Enttäuscht von der Gesellschaft und dem Schweigen der Eltern
Von der niederländischen Gesellschaft – und dem Schweigen ihrer Eltern – enttäuscht, begannen die jungen Molukker, die Republik der Südmolukken zu idealisieren. Dass der indonesische Präsident Suharto 1970 in den Niederlanden als Staatsgast empfangen wurde, brachte das Fass zum Überlaufen.

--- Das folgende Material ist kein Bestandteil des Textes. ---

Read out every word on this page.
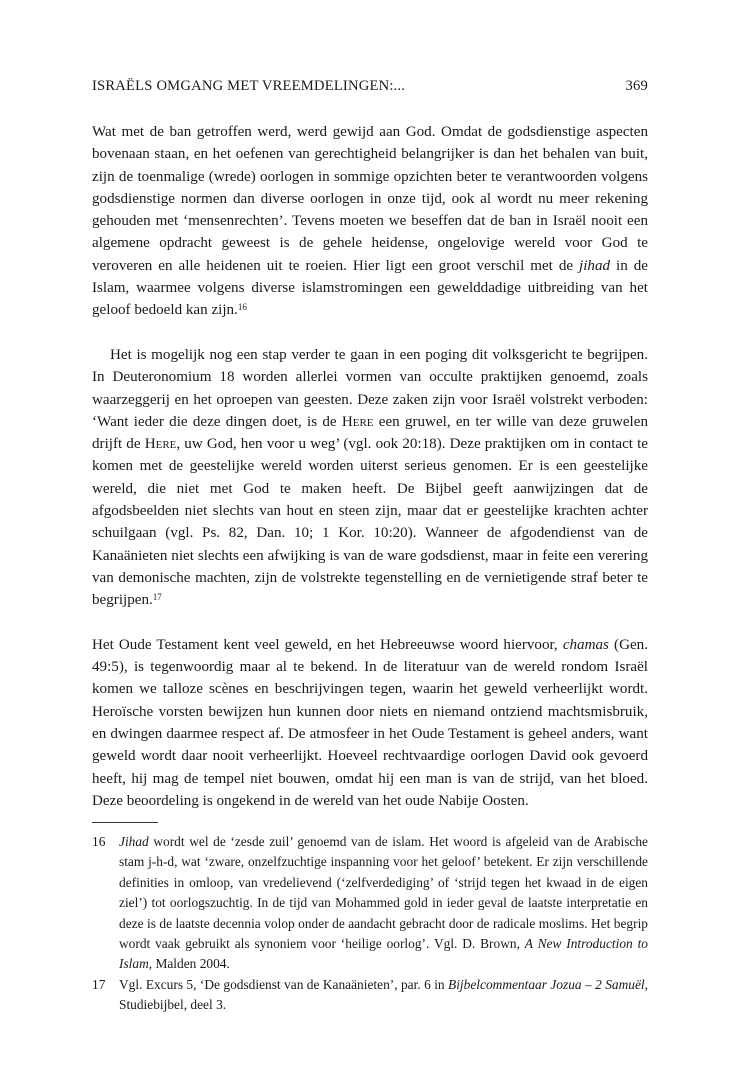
ISRAËLS OMGANG MET VREEMDELINGEN:...	369

Wat met de ban getroffen werd, werd gewijd aan God. Omdat de godsdienstige aspecten bovenaan staan, en het oefenen van gerechtigheid belangrijker is dan het behalen van buit, zijn de toenmalige (wrede) oorlogen in sommige opzichten beter te verantwoorden volgens godsdienstige normen dan diverse oorlogen in onze tijd, ook al wordt nu meer rekening gehouden met ‘mensenrechten’. Tevens moeten we beseffen dat de ban in Israël nooit een algemene opdracht geweest is de gehele heidense, ongelovige wereld voor God te veroveren en alle heidenen uit te roeien. Hier ligt een groot verschil met de jihad in de Islam, waarmee volgens diverse islamstromingen een gewelddadige uitbreiding van het geloof bedoeld kan zijn.$^{16}$

Het is mogelijk nog een stap verder te gaan in een poging dit volksgericht te begrijpen. In Deuteronomium 18 worden allerlei vormen van occulte praktijken genoemd, zoals waarzeggerij en het oproepen van geesten. Deze zaken zijn voor Israël volstrekt verboden: ‘Want ieder die deze dingen doet, is de Here een gruwel, en ter wille van deze gruwelen drijft de Here, uw God, hen voor u weg’ (vgl. ook 20:18). Deze praktijken om in contact te komen met de geestelijke wereld worden uiterst serieus genomen. Er is een geestelijke wereld, die niet met God te maken heeft. De Bijbel geeft aanwijzingen dat de afgodsbeelden niet slechts van hout en steen zijn, maar dat er geestelijke krachten achter schuilgaan (vgl. Ps. 82, Dan. 10; 1 Kor. 10:20). Wanneer de afgodendienst van de Kanaänieten niet slechts een afwijking is van de ware godsdienst, maar in feite een verering van demonische machten, zijn de volstrekte tegenstelling en de vernietigende straf beter te begrijpen.$^{17}$

Het Oude Testament kent veel geweld, en het Hebreeuwse woord hiervoor, chamas (Gen. 49:5), is tegenwoordig maar al te bekend. In de literatuur van de wereld rondom Israël komen we talloze scènes en beschrijvingen tegen, waarin het geweld verheerlijkt wordt. Heroïsche vorsten bewijzen hun kunnen door niets en niemand ontziend machtsmisbruik, en dwingen daarmee respect af. De atmosfeer in het Oude Testament is geheel anders, want geweld wordt daar nooit verheerlijkt. Hoeveel rechtvaardige oorlogen David ook gevoerd heeft, hij mag de tempel niet bouwen, omdat hij een man is van de strijd, van het bloed. Deze beoordeling is ongekend in de wereld van het oude Nabije Oosten.

16 Jihad wordt wel de ‘zesde zuil’ genoemd van de islam. Het woord is afgeleid van de Arabische stam j-h-d, wat ‘zware, onzelfzuchtige inspanning voor het geloof’ betekent. Er zijn verschillende definities in omloop, van vredelievend (‘zelfverdediging’ of ‘strijd tegen het kwaad in de eigen ziel’) tot oorlogszuchtig. In de tijd van Mohammed gold in ieder geval de laatste interpretatie en deze is de laatste decennia volop onder de aandacht gebracht door de radicale moslims. Het begrip wordt vaak gebruikt als synoniem voor ‘heilige oorlog’. Vgl. D. Brown, A New Introduction to Islam, Malden 2004.
17 Vgl. Excurs 5, ‘De godsdienst van de Kanaänieten’, par. 6 in Bijbelcommentaar Jozua – 2 Samuël, Studiebijbel, deel 3.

Nach den Geiselnahmen durch molukkische Terroristen sichern niederländische Polizeikräfte Verkehrsknotenpunkte, wie hier nahe Groningen© imago stock&people
"Das hat dann einfach dazu geführt, dass man gesagt hat, ja wir müssen immer krasser reagieren, weil, und das ist eigentlich Kern der Sache, die niederländische Regierung die Problematik der Molukker überhaupt nicht ernst genommen hat. Das ist einer der großen Kritikpunkte in diesem Spannungsfeld in den siebziger Jahren, das also erst nach 1977, also als im Grunde all diese ganzen Zugentführung, Geiselnahmen und Brandanschläge waren, die Niederländer verstanden haben, die niederländische Regierung verstanden hat: Wir müssen handeln. Wir müssen uns mit den Molukkern nicht nur einigen, sondern wir müssen ihnen eine Zukunft in den Niederlanden bieten, und wir müssen sie integrieren."
Ende der 1970er-Jahre wurde die "Molukkersnota" verabschiedet, ein Programm zur Förderung der Molluker in den Bereichen Bildung und Arbeit. Doch die wirtschaftliche Situation der Minderheit ist nach wie vor schwierig: Die meisten der inzwischen rund 45.000 Molluker in den Niederlanden arbeiten in Branchen, die in Krisenzeiten schnell Mitarbeiter entlassen.
Und so träumen heute wieder mehr Molluker von ihrer "alten Heimat" auf dem indonesischen Archipel als vor 20 Jahren.